Данилов был ею удивлен. И был доволен ею. Правда, некоторые сочетания звуков вызывали в нем протест, но Данилов вскоре склонился к тому, что протест неоснователен, а и такие сочетания возможны, просто они и для него свежи. Но он-то хорош! Сам же их создал и им удивляется! Сам же причудливым образом – но вполне сознательно и с удовольствием – смешивал звуки, ту же валторну сводил с ситарами, выхватывал дальние обертоны, и прочее, и прочее!.. «Нет, что-то есть, – думал Данилов, – есть! Эту музыку исполнить бы в другом месте!..» Музыка звучала и трагическая, даже паузы – а паузы были частые и долгие – передавали напряжение и ужас, но в ней была и энергия, и вера, и случались мгновения покоя, надежды. Данилов был свободен в выражениях и звуковых средствах, и даже инструменты, каким он не всегда доверял раньше, – тенор-саксофон, электропианино, губная гармоника, синтезатор – оказались в колодце уместными… Танцевальную мелодию начала скрипка, и тут механический щелчок, похожий на щелчок тумблера, остановил ее.
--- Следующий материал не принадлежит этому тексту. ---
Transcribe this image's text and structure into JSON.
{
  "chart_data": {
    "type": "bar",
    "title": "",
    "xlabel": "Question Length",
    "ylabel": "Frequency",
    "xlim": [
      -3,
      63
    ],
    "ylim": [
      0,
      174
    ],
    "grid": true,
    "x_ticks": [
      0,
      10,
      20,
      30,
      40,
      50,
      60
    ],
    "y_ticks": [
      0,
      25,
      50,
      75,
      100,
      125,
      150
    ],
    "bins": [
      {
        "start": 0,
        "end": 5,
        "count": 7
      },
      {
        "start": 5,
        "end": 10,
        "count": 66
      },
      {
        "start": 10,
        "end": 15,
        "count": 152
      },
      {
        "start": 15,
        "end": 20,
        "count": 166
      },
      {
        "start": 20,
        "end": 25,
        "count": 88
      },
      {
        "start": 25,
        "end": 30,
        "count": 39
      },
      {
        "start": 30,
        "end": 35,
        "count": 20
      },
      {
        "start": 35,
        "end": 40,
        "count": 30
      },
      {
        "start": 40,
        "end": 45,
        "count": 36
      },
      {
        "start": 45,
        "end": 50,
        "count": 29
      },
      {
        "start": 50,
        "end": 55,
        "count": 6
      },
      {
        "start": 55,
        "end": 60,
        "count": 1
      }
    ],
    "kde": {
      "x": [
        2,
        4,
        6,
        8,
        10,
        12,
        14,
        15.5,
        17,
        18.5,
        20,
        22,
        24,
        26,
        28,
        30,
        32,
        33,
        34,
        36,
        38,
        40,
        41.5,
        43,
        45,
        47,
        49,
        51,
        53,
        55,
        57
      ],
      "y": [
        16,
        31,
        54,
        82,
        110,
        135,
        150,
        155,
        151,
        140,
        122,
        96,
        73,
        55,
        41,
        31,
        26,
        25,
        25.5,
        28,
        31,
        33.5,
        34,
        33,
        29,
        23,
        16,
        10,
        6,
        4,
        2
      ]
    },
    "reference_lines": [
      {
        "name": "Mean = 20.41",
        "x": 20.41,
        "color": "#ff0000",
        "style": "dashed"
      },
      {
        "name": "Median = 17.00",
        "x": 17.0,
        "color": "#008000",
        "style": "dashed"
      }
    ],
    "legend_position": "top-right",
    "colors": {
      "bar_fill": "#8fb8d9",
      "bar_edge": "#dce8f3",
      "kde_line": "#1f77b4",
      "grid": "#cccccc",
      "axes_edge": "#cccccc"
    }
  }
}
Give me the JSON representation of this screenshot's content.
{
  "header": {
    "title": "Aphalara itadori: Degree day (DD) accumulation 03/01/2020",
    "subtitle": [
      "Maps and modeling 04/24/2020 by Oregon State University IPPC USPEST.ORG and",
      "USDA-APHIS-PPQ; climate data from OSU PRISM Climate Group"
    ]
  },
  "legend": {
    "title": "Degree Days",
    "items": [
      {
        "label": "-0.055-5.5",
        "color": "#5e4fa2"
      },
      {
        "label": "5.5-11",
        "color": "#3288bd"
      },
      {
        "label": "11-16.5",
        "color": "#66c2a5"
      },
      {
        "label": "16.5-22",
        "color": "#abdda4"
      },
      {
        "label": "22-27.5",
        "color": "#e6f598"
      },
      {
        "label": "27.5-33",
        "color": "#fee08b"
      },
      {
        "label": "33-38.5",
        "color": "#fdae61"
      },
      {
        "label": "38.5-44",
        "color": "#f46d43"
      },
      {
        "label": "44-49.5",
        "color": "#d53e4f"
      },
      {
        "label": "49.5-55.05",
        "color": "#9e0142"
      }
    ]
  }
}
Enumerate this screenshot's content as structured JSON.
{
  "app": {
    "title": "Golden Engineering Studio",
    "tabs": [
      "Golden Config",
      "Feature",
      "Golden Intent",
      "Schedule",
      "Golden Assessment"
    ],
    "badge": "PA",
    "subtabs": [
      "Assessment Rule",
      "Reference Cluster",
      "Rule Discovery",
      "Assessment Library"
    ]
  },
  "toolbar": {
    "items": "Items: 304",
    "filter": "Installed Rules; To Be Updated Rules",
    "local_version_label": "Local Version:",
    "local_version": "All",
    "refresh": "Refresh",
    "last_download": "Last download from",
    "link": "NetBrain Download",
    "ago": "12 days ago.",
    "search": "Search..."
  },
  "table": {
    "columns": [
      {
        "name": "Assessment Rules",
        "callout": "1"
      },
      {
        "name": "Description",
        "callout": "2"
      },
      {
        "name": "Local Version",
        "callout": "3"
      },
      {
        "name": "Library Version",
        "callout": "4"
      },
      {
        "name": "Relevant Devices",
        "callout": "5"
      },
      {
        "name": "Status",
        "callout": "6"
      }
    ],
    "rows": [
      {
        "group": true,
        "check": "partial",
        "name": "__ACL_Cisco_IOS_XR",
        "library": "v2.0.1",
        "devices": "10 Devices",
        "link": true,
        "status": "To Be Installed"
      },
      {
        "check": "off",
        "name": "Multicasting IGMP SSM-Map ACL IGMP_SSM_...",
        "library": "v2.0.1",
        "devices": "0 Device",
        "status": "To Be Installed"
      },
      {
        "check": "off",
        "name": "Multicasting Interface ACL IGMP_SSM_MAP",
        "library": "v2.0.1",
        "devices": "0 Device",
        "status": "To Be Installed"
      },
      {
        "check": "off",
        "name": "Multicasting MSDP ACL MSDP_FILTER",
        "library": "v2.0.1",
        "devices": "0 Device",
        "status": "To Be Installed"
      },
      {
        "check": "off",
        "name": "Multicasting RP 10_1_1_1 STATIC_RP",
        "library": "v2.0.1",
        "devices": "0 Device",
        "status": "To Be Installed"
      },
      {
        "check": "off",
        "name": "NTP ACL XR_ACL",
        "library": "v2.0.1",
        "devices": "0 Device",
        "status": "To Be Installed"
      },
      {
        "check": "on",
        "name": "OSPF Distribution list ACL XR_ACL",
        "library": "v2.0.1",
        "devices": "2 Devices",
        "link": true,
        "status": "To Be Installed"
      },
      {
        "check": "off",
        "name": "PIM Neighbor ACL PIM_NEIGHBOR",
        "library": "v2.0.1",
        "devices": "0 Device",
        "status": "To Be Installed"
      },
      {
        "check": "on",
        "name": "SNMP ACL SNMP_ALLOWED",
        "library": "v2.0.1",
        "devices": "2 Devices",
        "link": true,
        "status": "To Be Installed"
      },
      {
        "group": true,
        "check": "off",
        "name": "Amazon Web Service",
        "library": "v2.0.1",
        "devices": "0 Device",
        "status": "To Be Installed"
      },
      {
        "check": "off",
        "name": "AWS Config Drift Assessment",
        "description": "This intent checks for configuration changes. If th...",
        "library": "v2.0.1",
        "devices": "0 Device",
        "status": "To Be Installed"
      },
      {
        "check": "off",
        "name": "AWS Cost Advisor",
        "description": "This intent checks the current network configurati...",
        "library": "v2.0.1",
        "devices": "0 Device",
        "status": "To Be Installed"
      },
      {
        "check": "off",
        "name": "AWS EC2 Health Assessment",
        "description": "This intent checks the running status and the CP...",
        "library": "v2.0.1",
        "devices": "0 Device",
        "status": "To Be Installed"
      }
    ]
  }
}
– Все, – сказал Валентин Сергеевич. И обратился к Данилову: – Что это?
– Как что? – удивился Данилов. – Что именно?
– То, что мы сейчас вынуждены были слушать.
– Кто же вас вынуждал?
– Ведите себя серьезнее. Что это?
– Это музыка…
– Что?
– Это музыка, – твердо и даже с некоторым высокомерием сказал Данилов.
– Какая же это музыка? – в свою очередь удивился Валентин Сергеевич.
– Это музыка… – тихо сказал Данилов.
– Хорошо, – произнес Валентин Сергеевич. – Предположим, это музыка. В вашем понимании. Но отчего она звучит в вас? И так, словно в вас – сто инструментов?
– Это и есть уточнение?
– Отвечайте на вопрос, – строго сказал Валентин Сергеевич.
– Я же музыкант! – сказал Данилов. – Я – одержимый. Я и сам страдаю от этого. Но музыка все время живет во мне. Деться от нее я никуда не могу. Это мучительно. Что же касается множества инструментов и голосов, то что поделаешь, я – способный.
– Но это странная музыка, – сказал Валентин Сергеевич.
– Вся новая музыка странная, – сказал Данилов. – Потом она становится тривиальной. Эта музыка – новая. Она, простите, моя. В последние годы я увлекся сочинительством. Это как болезнь. Возможно, я музыкальный графоман, но сдержать себя я не могу. Где только и когда я не сочиняю! Порой с кем-нибудь разговариваю или делаю что-то, а сам сочиняю. Вот и теперь музыка рождается во мне. И я не волен это прекратить.
«Наверняка и сейчас пишут мои мысли», – думал Данилов.
– Вы помните, при каких обстоятельствах вы сочинили и исполнили только что прослушанную… музыку?
– Да, – сказал Данилов. – В Колодце Ожидания.
– Это звуковая реакция на увиденное и пережитое там?
– Не совсем, – сказал Данилов. – Нет, это скорее самостоятельная музыка. Конечно, я многое видел тогда и о многом думал. О чем – вам известно. Но я и сочинял одновременно. Такая у меня натура.
– Он и теперь сочиняет! Но только не музыку.
Вскричал, как Данилов понял по звуку, тот самый демон, что поддержал Валентина Сергеевича.
– Он сочиняет, но не музыку! И слышали мы не музыку! Я сам играл на чембало и на клавикордах. Таких звуков в музыке нет. И не должно быть.
– Я имею в виду настоящую музыку, – сказал Данилов. – Ее звуковые ресурсы неограниченны. Я стараюсь осваивать эти ресурсы.
– Все, что звучало, бред, не музыка! Возьмите хоть это место, – и демон с репейником в петлице включил запись особо возмутившего его места.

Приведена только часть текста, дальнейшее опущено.